The rates of cesarean deliveries continue to increase, and among these rising numbers are those performed by maternal request without medical necessity. The issue was addressed at the recent National Institutes of Health State-of-the-Science Conference in Bethesda, Maryland.
"The medical, social, and economic consequences of this trend need to be evaluated carefully," says Lucky Jain, MD, a professor of pediatrics and the executive vice chairman for the department of pediatrics, Emory University School of Medicine. "There is a great amount of information available to mothers over the Web, and some of it relates to long-term urogenital complications of vaginal deliveries. Armed with this information, mothers often seek their physicians' opinion about Cesarean delivery.
"Many believe that physicians are all too eager to offer cesarean sections without informing mothers of all the pros and cons," Dr. Jain adds. "And so goes the debate."
Dr. Jain's presentation at the conference addressed respiratory morbidity in term- and near-term infants delivered by elective cesarean section (ECS) not preceded by labor. According to Dr. Jain's article, ECS infants are more likely to be admitted to intensive care units, primarily because of delayed respiratory transition. Evidence has also shown that physiologic events in the last few days of pregnancy, coupled with spontaneous labor, brings about hormonal changes in the fetus and the mother that plays a critical role in fetal maturation and its preparation for delivery and neonatal transition.
He writes: "When infants are delivered by elective cesarean section before the onset of spontaneous labor, the fetus is deprived of these hormonal changes, making the neonatal transition more difficult."

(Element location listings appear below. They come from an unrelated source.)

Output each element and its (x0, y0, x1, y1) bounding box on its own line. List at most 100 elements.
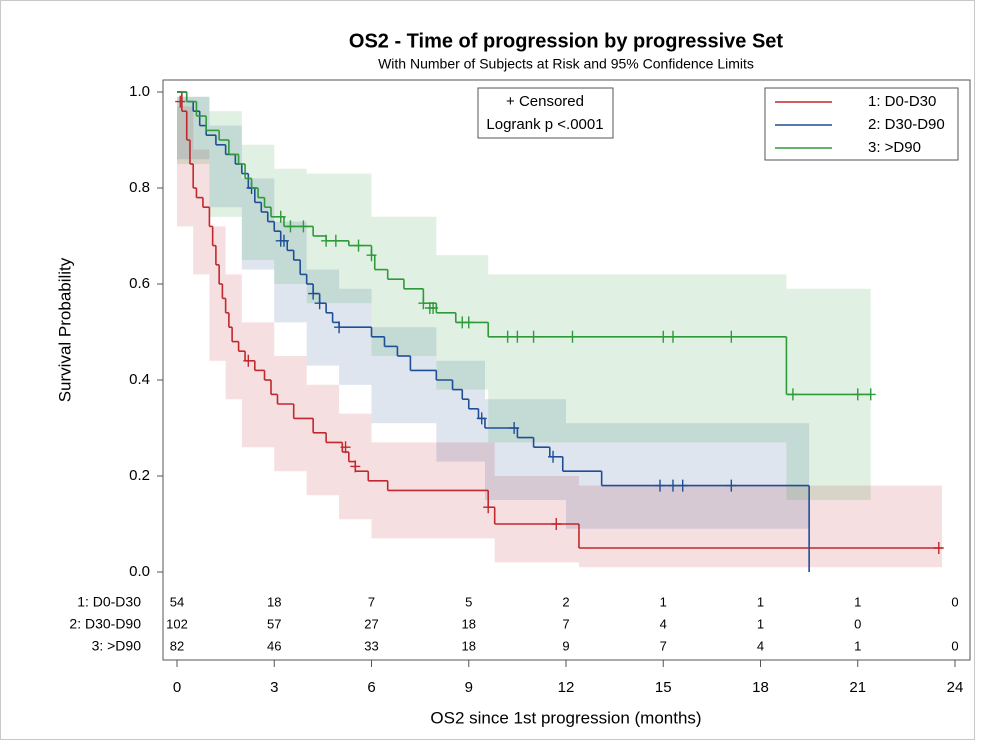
censor-mark (655, 479, 666, 492)
censor-mark (278, 234, 289, 247)
censor-mark (463, 316, 474, 329)
censor-mark (428, 302, 439, 314)
at-risk-count: 18 (267, 594, 281, 609)
at-risk-count: 0 (951, 594, 958, 609)
censor-mark (321, 234, 332, 247)
confidence-band (371, 327, 437, 424)
at-risk-count: 7 (368, 594, 375, 609)
censor-mark (677, 479, 688, 492)
censor-mark (852, 388, 863, 401)
at-risk-row-label: 1: D0-D30 (77, 594, 141, 610)
confidence-band (339, 288, 372, 385)
y-tick-label: 0.4 (129, 371, 150, 388)
chart-subtitle: With Number of Subjects at Risk and 95% … (378, 56, 754, 72)
confidence-band (274, 221, 307, 323)
confidence-band (193, 149, 210, 275)
legend-label: 3: >D90 (868, 139, 921, 156)
plot-area (175, 91, 944, 572)
censor-mark (243, 354, 254, 367)
confidence-band (241, 322, 275, 448)
confidence-band (494, 476, 579, 563)
annotation-box (477, 87, 614, 139)
at-risk-count: 46 (267, 638, 281, 653)
censor-mark (509, 422, 520, 434)
confidence-band (436, 360, 485, 462)
x-tick-label: 24 (947, 679, 964, 696)
confidence-band (484, 399, 566, 500)
y-tick-label: 0.0 (129, 563, 150, 580)
confidence-band (601, 423, 810, 529)
at-risk-count: 102 (166, 616, 188, 631)
x-axis-label: OS2 since 1st progression (months) (430, 708, 701, 727)
confidence-band (225, 274, 242, 400)
censor-mark (667, 479, 678, 492)
legend-label: 1: D0-D30 (868, 93, 936, 110)
x-tick-label: 3 (270, 679, 278, 696)
at-risk-count: 57 (267, 616, 281, 631)
censor-mark (476, 412, 487, 425)
at-risk-count: 1 (660, 594, 667, 609)
at-risk-row-label: 2: D30-D90 (69, 616, 141, 632)
x-tick-label: 21 (849, 679, 866, 696)
confidence-band (177, 106, 194, 227)
censor-mark (314, 297, 325, 310)
at-risk-count: 27 (364, 616, 378, 631)
at-risk-count: 1 (757, 594, 764, 609)
censor-mark (667, 330, 678, 343)
censor-mark (353, 239, 364, 252)
x-tick-label: 15 (655, 679, 672, 696)
y-tick-label: 0.8 (129, 179, 150, 196)
confidence-band (209, 226, 226, 361)
at-risk-count: 18 (462, 638, 476, 653)
censor-mark (285, 220, 296, 233)
censor-mark (418, 297, 429, 310)
at-risk-count: 7 (562, 616, 569, 631)
confidence-band (306, 173, 372, 304)
at-risk-count: 7 (660, 638, 667, 653)
censor-mark (528, 330, 539, 343)
censor-mark (483, 501, 494, 514)
censor-mark (865, 388, 876, 401)
censor-mark (298, 220, 309, 233)
at-risk-count: 0 (854, 616, 861, 631)
at-risk-count: 18 (462, 616, 476, 631)
censor-mark (350, 460, 361, 473)
y-axis-label: Survival Probability (55, 257, 74, 402)
x-tick-label: 0 (173, 679, 181, 696)
censor-mark (334, 321, 345, 334)
x-tick-label: 18 (752, 679, 769, 696)
at-risk-count: 1 (854, 638, 861, 653)
chart-title: OS2 - Time of progression by progressive… (349, 30, 784, 52)
at-risk-count: 82 (170, 638, 184, 653)
censor-mark (548, 450, 559, 463)
censor-mark (726, 479, 737, 492)
censor-mark (330, 234, 341, 247)
censor-mark (726, 330, 737, 343)
at-risk-count: 4 (757, 638, 764, 653)
censor-mark (933, 542, 944, 554)
censor-mark (308, 287, 319, 300)
censor-mark (502, 330, 513, 343)
confidence-band (274, 356, 307, 472)
at-risk-row-label: 3: >D90 (92, 638, 142, 654)
confidence-band (578, 485, 943, 568)
at-risk-count: 1 (757, 616, 764, 631)
confidence-band (566, 423, 602, 529)
x-tick-label: 6 (367, 679, 375, 696)
censor-mark (512, 330, 523, 343)
at-risk-count: 1 (854, 594, 861, 609)
y-tick-label: 0.6 (129, 275, 150, 292)
censor-mark (787, 388, 798, 401)
legend-label: 2: D30-D90 (868, 116, 945, 133)
confidence-band (306, 384, 340, 496)
censor-mark (567, 330, 578, 343)
x-tick-label: 12 (558, 679, 575, 696)
censor-mark (366, 249, 377, 262)
y-tick-label: 1.0 (129, 83, 150, 100)
censor-mark (175, 95, 186, 108)
censor-mark (340, 441, 351, 454)
x-tick-label: 9 (465, 679, 473, 696)
at-risk-count: 33 (364, 638, 378, 653)
censor-mark (551, 518, 562, 530)
at-risk-count: 5 (465, 594, 472, 609)
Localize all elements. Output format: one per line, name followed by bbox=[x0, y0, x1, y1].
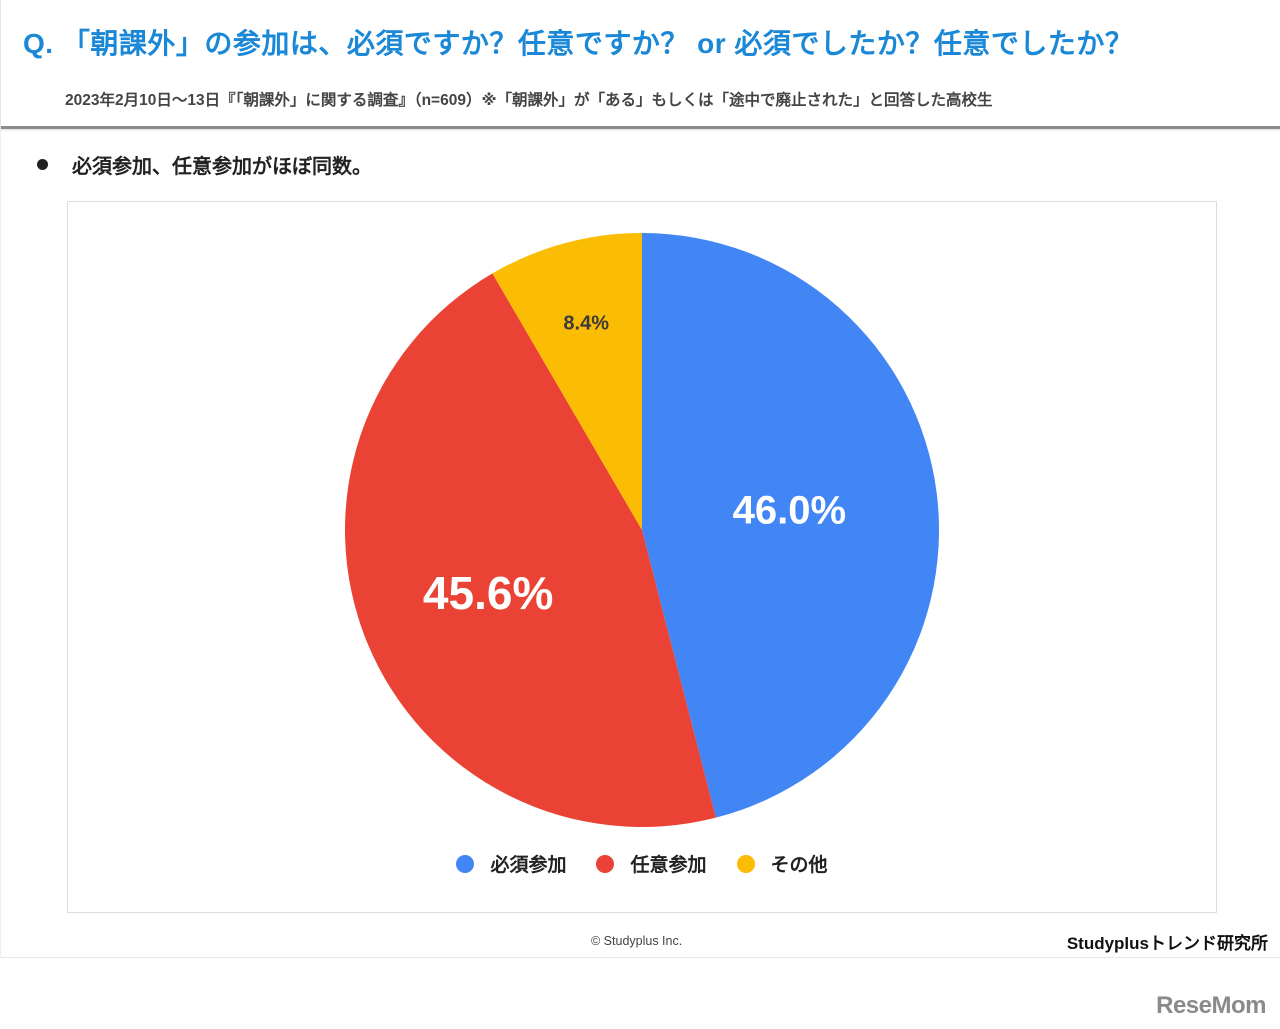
legend-label: その他 bbox=[770, 855, 828, 876]
slice-value-label: 45.6% bbox=[422, 567, 554, 620]
slice-optional bbox=[345, 273, 716, 827]
legend-item-mandatory: 必須参加 bbox=[456, 850, 566, 877]
pie-chart: 46.0% 45.6% 8.4% 必須参加 任意参加 その他 bbox=[67, 201, 1217, 913]
pie-chart-graphic bbox=[345, 233, 939, 827]
summary-bullet: 必須参加、任意参加がほぼ同数。 bbox=[37, 150, 372, 179]
legend-item-optional: 任意参加 bbox=[596, 850, 707, 877]
copyright: © Studyplus Inc. bbox=[591, 934, 683, 948]
slice-value-label: 8.4% bbox=[563, 312, 610, 335]
brand-logo-text: Studyplusトレンド研究所 bbox=[1066, 934, 1268, 953]
legend-label: 必須参加 bbox=[490, 855, 567, 876]
slide: Q. 「朝課外」の参加は、必須ですか？任意ですか？ or 必須でしたか？任意でし… bbox=[0, 0, 1280, 958]
watermark-logo: ReseMom bbox=[1156, 992, 1266, 1019]
bullet-icon bbox=[37, 159, 48, 170]
slice-other bbox=[492, 233, 642, 530]
legend-swatch-mandatory bbox=[456, 854, 475, 873]
page-title: Q. 「朝課外」の参加は、必須ですか？任意ですか？ or 必須でしたか？任意でし… bbox=[23, 28, 1134, 59]
survey-subtitle: 2023年2月10日～13日『「朝課外」に関する調査』（n=609）※「朝課外」… bbox=[65, 92, 993, 109]
header: Q. 「朝課外」の参加は、必須ですか？任意ですか？ or 必須でしたか？任意でし… bbox=[1, 0, 1280, 129]
legend-label: 任意参加 bbox=[630, 855, 707, 876]
legend-swatch-optional bbox=[596, 854, 615, 873]
chart-legend: 必須参加 任意参加 その他 bbox=[68, 850, 1216, 877]
legend-swatch-other bbox=[736, 854, 755, 873]
slice-value-label: 46.0% bbox=[732, 488, 847, 533]
summary-text: 必須参加、任意参加がほぼ同数。 bbox=[72, 156, 372, 178]
slice-mandatory bbox=[642, 233, 939, 818]
legend-item-other: その他 bbox=[736, 850, 828, 877]
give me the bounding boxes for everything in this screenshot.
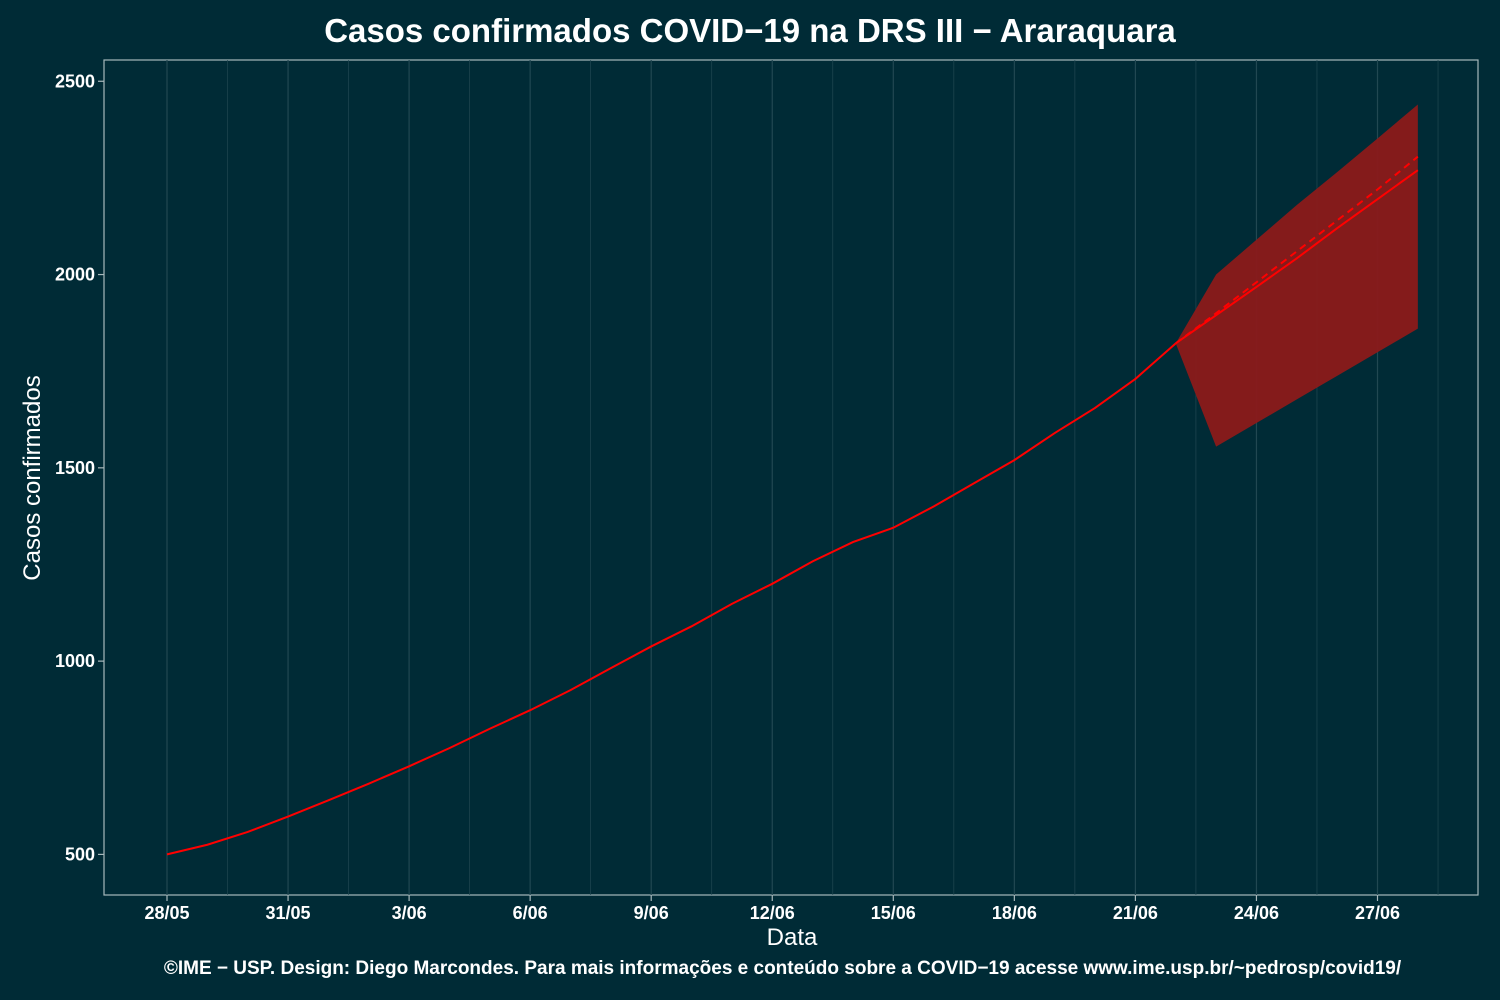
observed-series-line xyxy=(166,342,1177,856)
x-tick-label: 15/06 xyxy=(871,903,916,923)
x-tick-label: 21/06 xyxy=(1113,903,1158,923)
plot-panel xyxy=(103,59,1479,896)
y-tick-label: 1500 xyxy=(55,458,95,478)
forecast-mean-line xyxy=(1175,169,1419,345)
x-tick-label: 9/06 xyxy=(634,903,669,923)
x-tick-label: 12/06 xyxy=(750,903,795,923)
x-tick-label: 3/06 xyxy=(392,903,427,923)
x-axis-title: Data xyxy=(767,924,818,951)
y-tick-label: 2000 xyxy=(55,265,95,285)
x-tick-label: 28/05 xyxy=(144,903,189,923)
grid-lines xyxy=(166,60,1439,895)
x-tick-label: 6/06 xyxy=(513,903,548,923)
forecast-median-line xyxy=(1175,155,1419,345)
x-axis: 28/05 31/05 3/06 6/06 9/06 12/06 15/06 18/06 21/… xyxy=(144,895,1400,923)
y-axis: 500 1000 1500 2000 2500 xyxy=(55,71,104,864)
y-tick-label: 1000 xyxy=(55,651,95,671)
x-tick-label: 31/05 xyxy=(266,903,311,923)
series-lines xyxy=(166,155,1419,856)
y-tick-label: 2500 xyxy=(55,71,95,91)
x-tick-label: 18/06 xyxy=(992,903,1037,923)
y-axis-title: Casos confirmados xyxy=(19,375,46,580)
x-tick-label: 24/06 xyxy=(1234,903,1279,923)
forecast-band-layer xyxy=(1175,104,1418,447)
forecast-band xyxy=(1175,104,1418,447)
y-tick-label: 500 xyxy=(65,844,95,864)
chart-title: Casos confirmados COVID−19 na DRS III − … xyxy=(324,12,1176,49)
footer-credit: ©IME − USP. Design: Diego Marcondes. Par… xyxy=(163,958,1402,979)
x-tick-label: 27/06 xyxy=(1355,903,1400,923)
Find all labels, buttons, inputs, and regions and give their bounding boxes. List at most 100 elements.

Newborns delivered before the onset of spontaneous labor often experience respiratory distress such as transient tachypnea and pulmonary hypertension, the presentation mentioned. Consequently, the infants also have higher rates of admissions to neonatal intensive care units, mechanical ventilation, and death. Most of the neonates who experience respiratory distress can recover without long term consequences; however, a significant number progress to severe respiratory failure.
In spite of these issues, infants delivered by ECS are less likely to sustain brain damage and trauma related to prolonged labor and difficult vaginal birth. This coupled with elimination of the rigors of labor makes Cesarean an attractive alternative to many mothers. Potential advantages to maternal urogenital anatomy are often offset though by the potential complications that are more often associated with multiple Cesarean births.
"There is an urgent need for therapeutic strategies that can facilitate normal neonatal transition when elective delivery without labor is anticipated. Moreover, future research can help gather the evidence needed for making appropriate decisions," Dr. Jain says. "Beneficial studies could include one comparing planned elective cesarean sections versus attempted vaginal deliveries, or a study evaluating the effect of antenatal steroids on neonatal outcome after elective cesarean."
Dr. Jain is a neonatologist with special interest in respiratory disorders of the newborn. His research has focused on elucidating the physiology of lung sodium and fluid transport, and on strategies to prevent lung edema formation.